A longtime advocate for women’s and children’s health, Clinton reminded the Summit audience that currently less than 2% of all venture funding goes towards women’s startups and less than 15% of all federal health research funding targets maternal and child health. Philanthropist Melinda French Gates, in response to this scarcity of funding, recently announced a $1 billion fund to support women and families around the globe.

“I will talk to anyone who's doing anything in women’s or kids’ health because we haven't spent enough time talking about it or studying it or investing in it,” Clinton said. “For me, it is a moral imperative.”

Leading with Confidence and Humility

During a question-and-answer session, Clinton was asked how she selects which projects to pursue and which people to partner with given the multitude of requests she receives.

“I like working with people who have a blend of confidence and humility,” Clinton said. “Confidence about what they know, confidence in their purpose or their passion, and also humility about what they don't know. They may know a lot about the science, but they don't know a lot about implementation; or they may know a lot about how to navigate a local health system, but they don't know a lot about the science or how to think about what the right metrics of success should be over time.
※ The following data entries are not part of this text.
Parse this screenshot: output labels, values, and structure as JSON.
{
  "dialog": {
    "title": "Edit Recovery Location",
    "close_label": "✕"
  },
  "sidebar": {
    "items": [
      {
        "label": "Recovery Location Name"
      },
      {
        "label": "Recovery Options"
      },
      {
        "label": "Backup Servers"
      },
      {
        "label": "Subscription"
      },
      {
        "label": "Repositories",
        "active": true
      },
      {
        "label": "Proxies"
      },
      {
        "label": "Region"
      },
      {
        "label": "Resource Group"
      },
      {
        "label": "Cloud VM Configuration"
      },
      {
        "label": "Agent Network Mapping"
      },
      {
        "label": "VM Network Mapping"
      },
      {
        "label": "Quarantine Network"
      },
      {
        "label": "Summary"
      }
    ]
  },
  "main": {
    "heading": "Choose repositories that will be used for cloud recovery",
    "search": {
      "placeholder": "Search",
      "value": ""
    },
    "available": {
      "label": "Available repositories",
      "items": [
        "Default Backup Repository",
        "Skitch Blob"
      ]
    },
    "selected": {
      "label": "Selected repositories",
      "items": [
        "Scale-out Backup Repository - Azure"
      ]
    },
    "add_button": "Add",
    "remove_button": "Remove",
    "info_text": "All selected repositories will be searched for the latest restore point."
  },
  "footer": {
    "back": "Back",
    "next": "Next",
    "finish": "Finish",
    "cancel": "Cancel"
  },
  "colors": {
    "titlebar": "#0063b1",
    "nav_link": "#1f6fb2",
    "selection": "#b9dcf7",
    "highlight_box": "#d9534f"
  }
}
“I like working with people who like working with people, who want learn from each other, who want to collaborate, who want to problem solve, and who recognize that the whole is greater than the sum of the parts,” she continued. “I like working with people who find joy in the work even when it's really hard. I like people who believe in the importance of persistence. I like people who don't run toward conflict but aren't afraid of it. I like people who both respect and expect others in turn to be respectful. I like to work with people who understand why I say to my children, ‘I hope a lot of things for you, but as your mom, what I hope I'm able to give you are the resources and the understanding of the importance of being kind and being brave.’”

Always attuned to the latest political winds, Clinton closed her appearance with an appeal to everyone in the audience to vote.

“Everything that we've talked about, everything that was probably already talked about (at the Innovation Summit), everything that will be talked about, will be impacted by the elections in November,” Clinton said.